De imediato, a sensação que eu tive quando ia a Paris, nos meses que se seguiram aos atentados, é que as pessoas eram mais cuidadosas, que tinham mais medo. Amigos que me diziam: ‘eu agora olho para a esquerda, olho para a direita, vejo se debaixo dos assentos há algum saco’. Isso já tinha acontecido em atentados anteriores no metro de Paris, nos anos 90. Tenho a impressão que, com o tempo, a vida voltou mais ou menos ao normal. Pelo menos é a minha impressão.
O objectivo do terrorismo é criar o terror, criar medo na população. Eles matam pessoas, é terrível, mas o objectivo daqueles atentados é matar pessoas de forma indiscriminada.
É a instalação do medo.
Exactamente. Para que todas as pessoas pensem que podem ser alvos de um acto de terror, para criar medo na sociedade, com um duplo objectivo para esses grupos, por um lado, publicitarem-se - ganharem mais apoio nalguns sectores hiper radicalizados da sociedade - e, por outro lado, é também uma forma de obrigar os Estados recuarem em certo número de medidas que estão a tomar.
Certamente que um dos objectivos do acto de terror contra ao Charlie Hebdo, era que os caricaturistas tivessem muito mais cuidado nas caricaturas que faziam. Teve algum impacto? Teve certamente, se calhar menos impacto que eles pensavam, porque uma característica dos caricaturistas é a sua extrema coragem, porque senão não seriam caricaturistas. E vimos que o Charlie Hebdo continuou e continuou a fazer caricaturas.
Ao longo de dez anos não acha que os próprios meios de comunicação social se auto-censuram mais, com algum receio de represálias?
É muito possível que com o andar dos tempos, o medo de represálias levou jornais a tomarem determinados cuidados, mas não noto que, em relação à crítica do islamismo radical, isso tenha diminuído na imprensa em consequência do Charlie Hebdo.
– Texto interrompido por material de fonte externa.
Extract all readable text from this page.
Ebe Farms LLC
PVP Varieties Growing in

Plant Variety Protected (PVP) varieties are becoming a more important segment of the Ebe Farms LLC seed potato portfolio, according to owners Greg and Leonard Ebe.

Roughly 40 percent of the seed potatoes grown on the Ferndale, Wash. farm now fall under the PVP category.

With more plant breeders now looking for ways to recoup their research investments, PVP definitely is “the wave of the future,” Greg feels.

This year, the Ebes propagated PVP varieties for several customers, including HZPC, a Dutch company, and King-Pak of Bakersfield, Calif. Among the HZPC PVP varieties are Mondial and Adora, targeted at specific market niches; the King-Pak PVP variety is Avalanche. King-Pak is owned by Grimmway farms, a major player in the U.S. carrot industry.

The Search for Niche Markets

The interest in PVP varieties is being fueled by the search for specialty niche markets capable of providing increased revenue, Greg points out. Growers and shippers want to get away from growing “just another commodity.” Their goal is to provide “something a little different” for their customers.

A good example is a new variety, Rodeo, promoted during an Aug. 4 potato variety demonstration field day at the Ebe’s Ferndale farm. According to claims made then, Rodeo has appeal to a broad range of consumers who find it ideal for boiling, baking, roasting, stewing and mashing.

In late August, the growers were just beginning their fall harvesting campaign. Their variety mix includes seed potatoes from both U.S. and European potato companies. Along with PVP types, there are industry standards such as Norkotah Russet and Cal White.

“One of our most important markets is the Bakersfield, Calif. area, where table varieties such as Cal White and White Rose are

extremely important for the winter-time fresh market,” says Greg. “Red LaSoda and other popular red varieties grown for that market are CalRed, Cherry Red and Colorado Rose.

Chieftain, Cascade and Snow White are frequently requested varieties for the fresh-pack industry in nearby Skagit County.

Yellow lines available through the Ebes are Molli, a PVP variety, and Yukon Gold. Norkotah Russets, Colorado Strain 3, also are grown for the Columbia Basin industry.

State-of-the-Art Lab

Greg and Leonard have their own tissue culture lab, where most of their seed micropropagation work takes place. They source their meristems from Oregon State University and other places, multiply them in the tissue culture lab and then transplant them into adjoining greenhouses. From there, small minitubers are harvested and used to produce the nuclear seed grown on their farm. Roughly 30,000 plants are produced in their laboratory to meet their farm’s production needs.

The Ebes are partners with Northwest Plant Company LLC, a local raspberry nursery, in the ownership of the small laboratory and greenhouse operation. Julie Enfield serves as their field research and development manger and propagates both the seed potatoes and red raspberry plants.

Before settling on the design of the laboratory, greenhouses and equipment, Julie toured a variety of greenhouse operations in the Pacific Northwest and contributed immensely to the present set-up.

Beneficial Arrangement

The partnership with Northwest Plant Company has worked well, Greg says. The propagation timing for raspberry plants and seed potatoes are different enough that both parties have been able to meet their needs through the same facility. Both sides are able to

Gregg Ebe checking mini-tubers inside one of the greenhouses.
Não me parece.
Mesmo os questionamentos que na altura se levantaram em relação aos limites da liberdade de imprensa, que essa liberdade de imprensa não pode atingir a liberdade religiosa ou ferir a liberdade religiosa.
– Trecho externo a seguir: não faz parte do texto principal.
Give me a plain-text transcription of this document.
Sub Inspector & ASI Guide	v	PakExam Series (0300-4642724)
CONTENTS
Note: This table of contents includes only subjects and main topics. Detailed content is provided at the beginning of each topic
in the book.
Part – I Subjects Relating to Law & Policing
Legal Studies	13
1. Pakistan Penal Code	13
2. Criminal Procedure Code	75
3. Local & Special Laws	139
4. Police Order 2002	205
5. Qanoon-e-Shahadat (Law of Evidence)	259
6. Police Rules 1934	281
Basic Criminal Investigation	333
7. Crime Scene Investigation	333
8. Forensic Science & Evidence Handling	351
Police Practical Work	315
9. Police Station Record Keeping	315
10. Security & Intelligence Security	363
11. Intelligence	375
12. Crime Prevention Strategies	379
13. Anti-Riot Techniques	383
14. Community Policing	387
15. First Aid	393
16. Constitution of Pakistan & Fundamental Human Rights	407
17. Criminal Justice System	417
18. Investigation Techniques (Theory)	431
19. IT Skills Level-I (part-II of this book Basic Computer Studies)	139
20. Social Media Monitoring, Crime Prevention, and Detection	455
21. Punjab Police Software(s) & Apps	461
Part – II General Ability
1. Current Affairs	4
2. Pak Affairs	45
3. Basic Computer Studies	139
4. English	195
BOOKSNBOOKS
Esse debate existe e é mais antigo que os ataques de terror contra o Charlie Hebdo. Saber até onde é que é liberdade de imprensa e a partir de quando é discriminação religiosa, social, racial.
Se olharmos historicamente, as caricaturas, no final do século XIX, princípio do século XX, em relação aos judeus eram terríveis e certamente condicionaram uma parte da opinião pública a fazer uma imagem extremamente negativa dos judeus em geral, embora fossem caricaturas contra um determinado banqueiro judeu ou contra aspectos da religião judaica.
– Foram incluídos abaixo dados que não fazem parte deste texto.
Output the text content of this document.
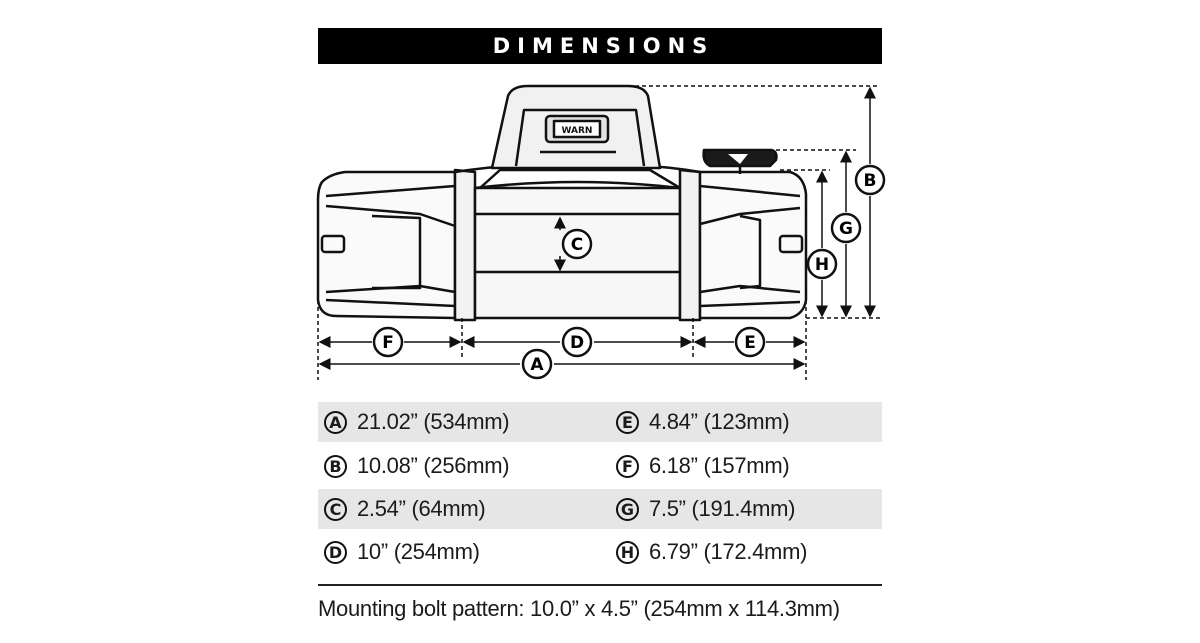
DIMENSIONS
WARN
F	D	E
A
C
B
G
H
A 21.02” (534mm)	E 4.84” (123mm)
B 10.08” (256mm)	F 6.18” (157mm)
C 2.54” (64mm)	G 7.5” (191.4mm)
D 10” (254mm)	H 6.79” (172.4mm)
Mounting bolt pattern: 10.0” x 4.5” (254mm x 114.3mm)
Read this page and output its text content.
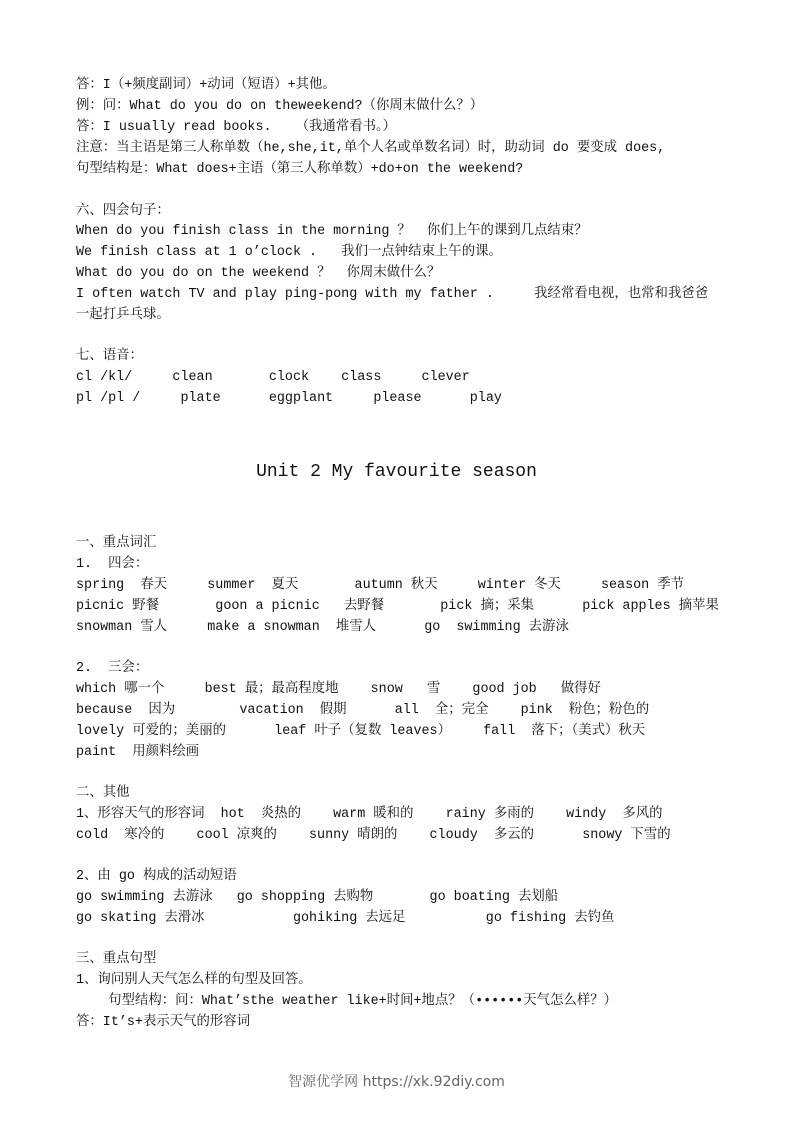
答：I（+频度副词）+动词（短语）+其他。
例：问：What do you do on theweekend?（你周末做什么？）
答：I usually read books.   （我通常看书。）
注意：当主语是第三人称单数（he,she,it,单个人名或单数名词）时，助动词 do 要变成 does,
句型结构是：What does+主语（第三人称单数）+do+on the weekend?
六、四会句子：
When do you finish class in the morning ？  你们上午的课到几点结束？
We finish class at 1 o’clock .   我们一点钟结束上午的课。
What do you do on the weekend ？  你周末做什么？
I often watch TV and play ping-pong with my father .     我经常看电视，也常和我爸爸
一起打乒乓球。
七、语音：
cl /kl/     clean       clock    class     clever
pl /pl /     plate      eggplant     please      play
Unit 2 My favourite season
一、重点词汇
1.  四会：
spring  春天     summer  夏天       autumn 秋天     winter 冬天     season 季节
picnic 野餐       goon a picnic   去野餐       pick 摘；采集      pick apples 摘苹果
snowman 雪人     make a snowman  堆雪人      go  swimming 去游泳
2.  三会：
which 哪一个     best 最；最高程度地    snow   雪    good job   做得好
because  因为        vacation  假期      all  全；完全    pink  粉色；粉色的
lovely 可爱的；美丽的      leaf 叶子（复数 leaves）    fall  落下；（美式）秋天
paint  用颜料绘画
二、其他
1、形容天气的形容词  hot  炎热的    warm 暖和的    rainy 多雨的    windy  多风的
cold  寒冷的    cool 凉爽的    sunny 晴朗的    cloudy  多云的      snowy 下雪的
2、由 go 构成的活动短语
go swimming 去游泳   go shopping 去购物       go boating 去划船
go skating 去滑冰           gohiking 去远足          go fishing 去钓鱼
三、重点句型
1、询问别人天气怎么样的句型及回答。
句型结构：问：What’sthe weather like+时间+地点？（••••••天气怎么样？）
答：It’s+表示天气的形容词
智源优学网 https://xk.92diy.com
Esse debate é legítimo. De facto, é preciso saber quais são os limites entre a liberdade criativa e o discurso do ódio ou o incitamento ao ódio.
Sendo um debate legítimo, não significa que a liberdade criativa deve ser posta em causa. Deve haver leis. Aliás, várias vezes, sectores da comunidade muçulmana em França procuraram julgar os jornalistas do Charlie Hebdo por caricaturas que eram feitas. Sem consequências. Porquê? Porque não faziam algo que a lei proibisse. E o que se aplica é a lei geral do país, é a lei que não permite o crime de ódio, que acha que o crime de ódio, o crime racial, é um crime. A lei que permitindo a liberdade de imprensa e considerando a liberdade de imprensa essencial, também acha que é um crime o incitamento ao ódio racial.
Internacionalmente, ou seja, olhada de fora, os atentados afectaram a imagem de França?
Por um lado, havia o sublinhar que a França era a terra das luzes, do Iluminismo, da liberdade criativa. Que havia uma tradição em França anticlerical, que tinha o seu fundamento exactamente nas correntes iluministas e racionalistas, e que isso era parte do património francês. Distinto de outros países onde esse património não existe e o anticlericalismo e a caricatura anticlerical é mal aceite.
Por outro lado, no mundo muçulmano, onde o anticlericalismo não é aceite e onde se pensou que estava a atacar o profeta Maomé e a religião muçulmana e não aspectos específicos da ação dos grupos do terror que se reivindicam dos muçulmanos, mas que não são representativos dos muçulmanos.
No mundo muçulmano houve, evidentemente, uma reacção extremamente negativa. Conheci muito poucas pessoas, nos países árabes, de religião muçulmana, que achassem bem aquelas caricaturas.
Como também houve na Europa, nos Estados Unidos e no Reino Unido, países com outras tradições, muita gente que achou mal aquelas caricaturas, que as criticou.
Por exemplo, uma das caricaturas é Maomé com turbante e uma bomba na cabeça. Isso foi visto como sendo uma identificação entre o Islão e o terror. Mas para outras pessoas, era uma crítica à manipulação do Islão pelos terroristas.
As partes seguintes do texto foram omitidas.